ONDERZOEK NAAR HET VOORKOMEN VAN DE STEENUIL

Athene noctua te LOKEREN TIJDENS HET BROEDSEIZOEN 1998.

Joris Everaert

 

INLEIDING

In Vlaanderen is de Steenuil een vrij talrijke broedvogel. In 1989 werd het bestand geschat op zo'n 2000 broedparen (Vercauteren). Gedurende de voorbije decennia werd echter een daling van het broedbestand vastgesteld. Zijn voorkeursbiotoop is vooral het kleinschalig cultuurlandschap, zoals weilanden omzoomd met knotwilgen, oude boomgaarden en houtwallen.

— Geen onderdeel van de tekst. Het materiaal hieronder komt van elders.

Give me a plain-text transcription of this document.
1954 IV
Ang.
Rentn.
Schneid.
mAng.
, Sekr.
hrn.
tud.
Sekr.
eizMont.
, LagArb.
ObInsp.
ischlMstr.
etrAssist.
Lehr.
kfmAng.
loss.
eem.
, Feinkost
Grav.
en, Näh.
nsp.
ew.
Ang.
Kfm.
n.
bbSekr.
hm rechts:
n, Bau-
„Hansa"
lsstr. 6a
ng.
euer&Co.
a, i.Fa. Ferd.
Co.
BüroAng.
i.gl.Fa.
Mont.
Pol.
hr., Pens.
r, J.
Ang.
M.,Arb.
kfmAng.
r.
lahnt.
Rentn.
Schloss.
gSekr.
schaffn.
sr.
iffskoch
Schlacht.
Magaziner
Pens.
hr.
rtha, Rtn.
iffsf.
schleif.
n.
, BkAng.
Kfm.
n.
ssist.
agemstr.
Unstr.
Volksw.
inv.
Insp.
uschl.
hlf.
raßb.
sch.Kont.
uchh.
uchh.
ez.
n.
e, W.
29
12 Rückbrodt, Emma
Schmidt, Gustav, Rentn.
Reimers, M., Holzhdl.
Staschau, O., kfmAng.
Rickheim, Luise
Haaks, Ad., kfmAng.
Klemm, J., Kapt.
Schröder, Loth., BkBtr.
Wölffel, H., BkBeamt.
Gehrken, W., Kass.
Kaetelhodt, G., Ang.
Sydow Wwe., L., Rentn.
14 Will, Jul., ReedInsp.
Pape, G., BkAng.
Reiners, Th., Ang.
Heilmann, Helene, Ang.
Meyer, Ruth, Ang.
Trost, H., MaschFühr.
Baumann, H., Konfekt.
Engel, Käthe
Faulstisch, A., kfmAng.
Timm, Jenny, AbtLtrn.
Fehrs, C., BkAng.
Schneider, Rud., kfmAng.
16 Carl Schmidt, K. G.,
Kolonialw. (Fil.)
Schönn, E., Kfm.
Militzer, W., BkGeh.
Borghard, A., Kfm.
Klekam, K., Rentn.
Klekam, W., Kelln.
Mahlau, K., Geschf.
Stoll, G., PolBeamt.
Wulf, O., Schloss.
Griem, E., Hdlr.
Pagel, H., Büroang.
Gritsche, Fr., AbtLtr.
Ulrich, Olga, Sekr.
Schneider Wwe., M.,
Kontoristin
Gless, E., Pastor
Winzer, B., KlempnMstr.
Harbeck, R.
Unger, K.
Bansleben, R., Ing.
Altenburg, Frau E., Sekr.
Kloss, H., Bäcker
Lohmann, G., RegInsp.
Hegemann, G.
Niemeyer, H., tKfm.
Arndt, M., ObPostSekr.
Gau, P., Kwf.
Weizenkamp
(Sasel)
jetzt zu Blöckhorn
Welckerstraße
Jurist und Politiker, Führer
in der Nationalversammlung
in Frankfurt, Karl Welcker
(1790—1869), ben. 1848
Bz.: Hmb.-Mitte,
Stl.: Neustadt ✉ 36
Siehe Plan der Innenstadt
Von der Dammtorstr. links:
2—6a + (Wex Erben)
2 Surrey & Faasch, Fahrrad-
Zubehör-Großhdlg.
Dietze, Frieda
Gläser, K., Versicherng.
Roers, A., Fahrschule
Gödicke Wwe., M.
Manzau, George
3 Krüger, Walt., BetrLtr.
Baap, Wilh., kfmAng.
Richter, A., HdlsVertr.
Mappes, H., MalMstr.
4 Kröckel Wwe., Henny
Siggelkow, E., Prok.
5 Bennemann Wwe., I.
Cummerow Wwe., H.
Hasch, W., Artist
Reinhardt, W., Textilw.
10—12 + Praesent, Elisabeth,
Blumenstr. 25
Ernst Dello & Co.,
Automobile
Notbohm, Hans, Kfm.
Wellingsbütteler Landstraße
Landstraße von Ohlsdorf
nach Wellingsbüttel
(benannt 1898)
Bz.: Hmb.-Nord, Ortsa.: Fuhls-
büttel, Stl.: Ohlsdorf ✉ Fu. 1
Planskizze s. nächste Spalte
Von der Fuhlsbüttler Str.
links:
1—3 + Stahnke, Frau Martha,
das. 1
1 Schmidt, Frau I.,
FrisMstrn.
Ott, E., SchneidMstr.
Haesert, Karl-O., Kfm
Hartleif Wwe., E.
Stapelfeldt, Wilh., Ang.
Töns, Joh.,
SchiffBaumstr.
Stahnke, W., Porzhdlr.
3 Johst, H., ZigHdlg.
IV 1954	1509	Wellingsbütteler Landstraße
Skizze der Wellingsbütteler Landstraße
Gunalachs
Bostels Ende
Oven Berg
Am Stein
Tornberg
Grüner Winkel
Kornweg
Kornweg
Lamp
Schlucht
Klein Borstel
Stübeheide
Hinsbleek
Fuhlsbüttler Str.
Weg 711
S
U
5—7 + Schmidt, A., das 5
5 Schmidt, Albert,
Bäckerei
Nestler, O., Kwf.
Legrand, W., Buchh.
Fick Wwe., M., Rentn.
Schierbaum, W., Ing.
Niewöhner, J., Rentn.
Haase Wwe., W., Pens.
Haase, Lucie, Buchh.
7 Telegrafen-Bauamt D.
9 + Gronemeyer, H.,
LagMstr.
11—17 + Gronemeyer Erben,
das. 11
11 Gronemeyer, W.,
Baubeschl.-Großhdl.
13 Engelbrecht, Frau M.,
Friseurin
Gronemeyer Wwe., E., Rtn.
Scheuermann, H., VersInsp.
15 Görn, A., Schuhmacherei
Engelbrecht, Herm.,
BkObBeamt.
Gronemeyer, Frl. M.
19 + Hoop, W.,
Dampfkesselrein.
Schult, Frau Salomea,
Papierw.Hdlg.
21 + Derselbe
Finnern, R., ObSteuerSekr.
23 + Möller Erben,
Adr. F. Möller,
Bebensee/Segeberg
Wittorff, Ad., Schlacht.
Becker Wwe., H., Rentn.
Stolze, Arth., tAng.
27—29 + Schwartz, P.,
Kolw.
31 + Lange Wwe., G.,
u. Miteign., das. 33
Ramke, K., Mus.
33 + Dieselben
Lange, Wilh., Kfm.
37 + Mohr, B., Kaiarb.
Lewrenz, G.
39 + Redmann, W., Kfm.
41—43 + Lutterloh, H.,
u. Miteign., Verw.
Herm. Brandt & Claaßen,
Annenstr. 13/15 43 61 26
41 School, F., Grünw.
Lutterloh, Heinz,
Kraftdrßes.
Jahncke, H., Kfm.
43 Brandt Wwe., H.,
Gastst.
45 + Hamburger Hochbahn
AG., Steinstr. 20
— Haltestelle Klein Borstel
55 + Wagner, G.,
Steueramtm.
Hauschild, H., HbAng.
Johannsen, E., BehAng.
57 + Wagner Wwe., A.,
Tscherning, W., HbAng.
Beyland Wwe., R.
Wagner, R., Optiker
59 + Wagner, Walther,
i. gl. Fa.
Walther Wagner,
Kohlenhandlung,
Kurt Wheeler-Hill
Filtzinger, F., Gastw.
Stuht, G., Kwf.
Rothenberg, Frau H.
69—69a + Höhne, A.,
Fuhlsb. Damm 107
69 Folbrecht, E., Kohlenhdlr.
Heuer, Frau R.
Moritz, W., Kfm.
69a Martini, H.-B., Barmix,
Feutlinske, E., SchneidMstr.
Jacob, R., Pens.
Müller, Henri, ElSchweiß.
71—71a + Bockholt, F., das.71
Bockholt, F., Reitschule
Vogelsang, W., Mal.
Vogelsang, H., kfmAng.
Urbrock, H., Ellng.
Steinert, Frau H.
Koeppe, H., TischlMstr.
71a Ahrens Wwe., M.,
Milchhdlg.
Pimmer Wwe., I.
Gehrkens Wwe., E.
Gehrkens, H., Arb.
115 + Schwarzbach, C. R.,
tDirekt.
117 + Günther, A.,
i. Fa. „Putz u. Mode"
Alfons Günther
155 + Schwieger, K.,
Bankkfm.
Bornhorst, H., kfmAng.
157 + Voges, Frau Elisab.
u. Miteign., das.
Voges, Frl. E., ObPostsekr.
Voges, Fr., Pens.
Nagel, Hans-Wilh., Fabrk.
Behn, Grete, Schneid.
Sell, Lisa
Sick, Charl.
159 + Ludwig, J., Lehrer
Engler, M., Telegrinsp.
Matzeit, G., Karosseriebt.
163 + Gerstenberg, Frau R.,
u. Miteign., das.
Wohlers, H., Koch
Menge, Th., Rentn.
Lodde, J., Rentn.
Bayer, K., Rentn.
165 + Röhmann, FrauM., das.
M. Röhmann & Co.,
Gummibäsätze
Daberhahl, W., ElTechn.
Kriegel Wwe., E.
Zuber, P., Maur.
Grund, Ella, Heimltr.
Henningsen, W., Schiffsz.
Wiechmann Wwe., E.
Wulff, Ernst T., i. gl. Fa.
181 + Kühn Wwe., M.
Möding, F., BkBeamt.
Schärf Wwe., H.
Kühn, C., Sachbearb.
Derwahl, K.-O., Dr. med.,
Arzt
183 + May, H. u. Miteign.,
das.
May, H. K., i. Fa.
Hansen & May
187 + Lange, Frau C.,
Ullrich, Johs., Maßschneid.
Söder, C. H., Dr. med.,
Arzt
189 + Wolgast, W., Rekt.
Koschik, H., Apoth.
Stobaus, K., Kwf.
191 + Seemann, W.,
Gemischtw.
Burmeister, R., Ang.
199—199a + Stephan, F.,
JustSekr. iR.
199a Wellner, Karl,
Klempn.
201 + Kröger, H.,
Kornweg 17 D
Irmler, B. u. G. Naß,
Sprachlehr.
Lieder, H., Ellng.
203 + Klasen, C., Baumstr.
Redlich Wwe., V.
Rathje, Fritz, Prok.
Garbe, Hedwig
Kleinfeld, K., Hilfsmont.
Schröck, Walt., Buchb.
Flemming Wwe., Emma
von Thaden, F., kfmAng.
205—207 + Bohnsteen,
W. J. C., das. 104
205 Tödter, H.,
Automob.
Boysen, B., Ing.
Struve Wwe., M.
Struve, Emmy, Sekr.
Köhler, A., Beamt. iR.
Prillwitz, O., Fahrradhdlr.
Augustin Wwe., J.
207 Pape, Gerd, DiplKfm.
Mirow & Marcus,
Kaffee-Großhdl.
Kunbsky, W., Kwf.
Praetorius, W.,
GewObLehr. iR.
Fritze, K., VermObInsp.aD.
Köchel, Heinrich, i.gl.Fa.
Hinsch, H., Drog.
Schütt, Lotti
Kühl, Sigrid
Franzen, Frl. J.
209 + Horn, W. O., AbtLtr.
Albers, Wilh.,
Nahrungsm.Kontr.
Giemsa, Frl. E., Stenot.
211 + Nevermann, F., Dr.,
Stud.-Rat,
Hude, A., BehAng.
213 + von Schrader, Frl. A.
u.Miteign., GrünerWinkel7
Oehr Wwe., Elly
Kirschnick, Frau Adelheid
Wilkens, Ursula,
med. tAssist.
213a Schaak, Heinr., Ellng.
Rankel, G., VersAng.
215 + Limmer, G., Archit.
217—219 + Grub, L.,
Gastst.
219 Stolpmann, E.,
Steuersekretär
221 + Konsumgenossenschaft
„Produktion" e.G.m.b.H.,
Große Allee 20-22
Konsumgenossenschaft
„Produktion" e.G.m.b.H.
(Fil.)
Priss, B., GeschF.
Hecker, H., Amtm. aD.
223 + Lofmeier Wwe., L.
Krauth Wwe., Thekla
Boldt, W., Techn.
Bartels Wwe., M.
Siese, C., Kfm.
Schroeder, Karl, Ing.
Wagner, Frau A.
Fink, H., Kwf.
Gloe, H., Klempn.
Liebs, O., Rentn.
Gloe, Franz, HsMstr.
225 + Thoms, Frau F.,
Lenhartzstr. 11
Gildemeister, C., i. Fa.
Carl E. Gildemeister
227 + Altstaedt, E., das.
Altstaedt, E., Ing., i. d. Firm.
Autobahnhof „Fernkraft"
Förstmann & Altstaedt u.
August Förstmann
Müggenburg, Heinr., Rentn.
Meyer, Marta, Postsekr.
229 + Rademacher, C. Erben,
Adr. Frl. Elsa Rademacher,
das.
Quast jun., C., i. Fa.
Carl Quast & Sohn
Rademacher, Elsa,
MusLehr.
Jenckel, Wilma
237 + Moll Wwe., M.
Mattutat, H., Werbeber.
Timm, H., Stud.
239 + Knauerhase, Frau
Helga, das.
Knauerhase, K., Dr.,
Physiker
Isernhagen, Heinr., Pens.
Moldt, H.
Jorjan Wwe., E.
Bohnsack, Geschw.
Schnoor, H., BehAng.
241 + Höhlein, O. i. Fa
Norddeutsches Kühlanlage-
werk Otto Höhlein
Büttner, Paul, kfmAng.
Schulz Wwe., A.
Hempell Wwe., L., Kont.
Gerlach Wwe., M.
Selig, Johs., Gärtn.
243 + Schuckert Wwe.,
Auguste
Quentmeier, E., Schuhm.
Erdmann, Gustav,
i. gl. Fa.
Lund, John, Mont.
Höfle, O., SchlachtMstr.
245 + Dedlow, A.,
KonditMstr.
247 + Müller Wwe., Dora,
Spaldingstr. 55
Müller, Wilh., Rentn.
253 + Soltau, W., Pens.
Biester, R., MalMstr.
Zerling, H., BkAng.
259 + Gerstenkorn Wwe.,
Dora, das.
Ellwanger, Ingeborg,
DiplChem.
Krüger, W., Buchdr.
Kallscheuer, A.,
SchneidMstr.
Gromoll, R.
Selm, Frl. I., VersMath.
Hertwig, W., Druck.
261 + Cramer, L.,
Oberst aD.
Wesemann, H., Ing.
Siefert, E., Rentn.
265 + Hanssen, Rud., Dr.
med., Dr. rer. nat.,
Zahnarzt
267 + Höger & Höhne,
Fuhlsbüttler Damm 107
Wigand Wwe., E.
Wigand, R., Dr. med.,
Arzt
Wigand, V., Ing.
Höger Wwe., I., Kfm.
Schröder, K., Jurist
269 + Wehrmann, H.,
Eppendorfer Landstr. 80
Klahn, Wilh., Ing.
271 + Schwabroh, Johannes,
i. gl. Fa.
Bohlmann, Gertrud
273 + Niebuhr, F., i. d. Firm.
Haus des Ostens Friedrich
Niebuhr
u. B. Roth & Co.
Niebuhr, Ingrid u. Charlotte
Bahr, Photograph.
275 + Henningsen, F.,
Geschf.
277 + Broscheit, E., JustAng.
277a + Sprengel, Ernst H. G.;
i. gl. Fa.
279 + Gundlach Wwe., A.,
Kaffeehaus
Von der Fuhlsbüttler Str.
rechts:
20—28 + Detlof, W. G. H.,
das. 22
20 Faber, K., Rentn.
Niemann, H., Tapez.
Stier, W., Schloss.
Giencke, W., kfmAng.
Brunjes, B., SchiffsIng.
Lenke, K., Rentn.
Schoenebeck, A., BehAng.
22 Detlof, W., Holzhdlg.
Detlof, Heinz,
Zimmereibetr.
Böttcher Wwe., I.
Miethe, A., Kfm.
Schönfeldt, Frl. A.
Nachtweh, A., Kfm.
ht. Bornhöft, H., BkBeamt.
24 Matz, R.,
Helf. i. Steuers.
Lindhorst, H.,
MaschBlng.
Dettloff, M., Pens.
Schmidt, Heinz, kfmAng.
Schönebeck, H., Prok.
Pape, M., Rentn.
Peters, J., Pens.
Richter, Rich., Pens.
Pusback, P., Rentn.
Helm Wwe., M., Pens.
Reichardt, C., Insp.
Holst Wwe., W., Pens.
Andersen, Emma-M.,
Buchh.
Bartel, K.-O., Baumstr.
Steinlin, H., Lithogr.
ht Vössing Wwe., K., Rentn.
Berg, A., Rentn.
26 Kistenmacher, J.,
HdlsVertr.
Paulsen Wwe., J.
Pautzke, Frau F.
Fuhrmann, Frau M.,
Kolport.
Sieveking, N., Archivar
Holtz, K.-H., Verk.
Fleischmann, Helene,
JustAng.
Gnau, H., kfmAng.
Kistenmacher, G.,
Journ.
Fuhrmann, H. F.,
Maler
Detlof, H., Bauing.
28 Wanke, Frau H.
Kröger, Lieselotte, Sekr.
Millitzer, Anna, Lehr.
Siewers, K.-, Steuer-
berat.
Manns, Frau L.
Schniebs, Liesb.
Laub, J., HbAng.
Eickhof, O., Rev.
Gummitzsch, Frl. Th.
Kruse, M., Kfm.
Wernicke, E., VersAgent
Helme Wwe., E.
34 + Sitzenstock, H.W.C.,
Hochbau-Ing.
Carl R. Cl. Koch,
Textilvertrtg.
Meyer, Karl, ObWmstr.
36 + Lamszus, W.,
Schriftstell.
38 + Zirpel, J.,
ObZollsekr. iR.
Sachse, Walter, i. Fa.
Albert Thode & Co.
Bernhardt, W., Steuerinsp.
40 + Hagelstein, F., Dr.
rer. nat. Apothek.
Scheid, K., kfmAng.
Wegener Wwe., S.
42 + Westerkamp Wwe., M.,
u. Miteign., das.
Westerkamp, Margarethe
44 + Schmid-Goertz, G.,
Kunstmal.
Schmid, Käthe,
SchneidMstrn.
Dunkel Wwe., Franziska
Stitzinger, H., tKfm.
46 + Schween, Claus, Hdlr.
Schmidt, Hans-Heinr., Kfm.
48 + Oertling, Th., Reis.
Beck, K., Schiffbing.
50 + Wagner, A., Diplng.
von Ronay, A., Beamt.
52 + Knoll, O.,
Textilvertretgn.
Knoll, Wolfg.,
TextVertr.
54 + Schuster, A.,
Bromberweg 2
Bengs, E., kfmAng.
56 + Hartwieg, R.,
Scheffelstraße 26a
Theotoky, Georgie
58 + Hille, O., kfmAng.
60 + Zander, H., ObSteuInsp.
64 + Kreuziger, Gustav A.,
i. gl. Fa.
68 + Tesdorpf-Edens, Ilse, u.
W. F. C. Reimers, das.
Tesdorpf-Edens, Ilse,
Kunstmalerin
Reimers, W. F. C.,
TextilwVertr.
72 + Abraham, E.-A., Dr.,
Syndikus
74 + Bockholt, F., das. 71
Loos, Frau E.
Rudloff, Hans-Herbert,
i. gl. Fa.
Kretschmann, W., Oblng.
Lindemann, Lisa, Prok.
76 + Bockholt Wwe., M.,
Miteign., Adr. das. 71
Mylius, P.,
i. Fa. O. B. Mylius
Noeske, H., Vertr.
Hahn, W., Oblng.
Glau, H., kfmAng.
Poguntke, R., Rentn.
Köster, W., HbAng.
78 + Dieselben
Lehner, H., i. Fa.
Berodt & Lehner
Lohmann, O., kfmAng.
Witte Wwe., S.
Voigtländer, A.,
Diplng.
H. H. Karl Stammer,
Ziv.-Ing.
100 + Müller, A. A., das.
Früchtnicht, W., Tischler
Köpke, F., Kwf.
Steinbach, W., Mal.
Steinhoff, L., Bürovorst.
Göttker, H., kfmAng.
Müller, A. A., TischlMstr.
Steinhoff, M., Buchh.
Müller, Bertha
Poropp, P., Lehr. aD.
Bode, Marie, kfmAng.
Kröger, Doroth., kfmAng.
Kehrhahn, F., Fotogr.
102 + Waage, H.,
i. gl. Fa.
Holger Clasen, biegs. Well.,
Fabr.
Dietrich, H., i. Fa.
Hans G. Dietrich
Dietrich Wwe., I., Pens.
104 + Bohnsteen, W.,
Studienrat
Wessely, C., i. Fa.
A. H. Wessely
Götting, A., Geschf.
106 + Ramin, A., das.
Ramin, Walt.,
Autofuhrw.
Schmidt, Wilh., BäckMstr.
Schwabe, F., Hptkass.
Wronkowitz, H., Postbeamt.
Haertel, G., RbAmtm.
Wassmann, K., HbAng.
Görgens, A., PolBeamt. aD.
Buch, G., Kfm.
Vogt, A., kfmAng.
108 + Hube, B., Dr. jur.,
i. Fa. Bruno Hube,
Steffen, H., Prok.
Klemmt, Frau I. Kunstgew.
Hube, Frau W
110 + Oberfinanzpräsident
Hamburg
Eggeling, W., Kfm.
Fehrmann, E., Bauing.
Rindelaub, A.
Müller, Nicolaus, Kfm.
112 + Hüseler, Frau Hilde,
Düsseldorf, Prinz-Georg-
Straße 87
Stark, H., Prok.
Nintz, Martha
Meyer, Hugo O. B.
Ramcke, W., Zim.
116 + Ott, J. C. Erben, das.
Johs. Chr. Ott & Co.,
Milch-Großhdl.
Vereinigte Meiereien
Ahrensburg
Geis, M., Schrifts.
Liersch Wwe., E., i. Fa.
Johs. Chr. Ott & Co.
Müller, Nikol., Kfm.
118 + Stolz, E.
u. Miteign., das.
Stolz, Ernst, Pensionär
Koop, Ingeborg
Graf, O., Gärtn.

Er wordt gebroed in holten van knotwilgen, appelbomen, konijnenpijpen, schuren, e.a.

DOEL EN METHODE

Enkele medewerkers van de huidige Vogelwerkgroep Durme & Schelde ( nu geïntegreerd binnen Durme vzw ) voerden in 1993 een inventarisatie uit van het grondgebied Lokeren (6749 ha ). Deze leverde 31 zangposten op. (Mauro)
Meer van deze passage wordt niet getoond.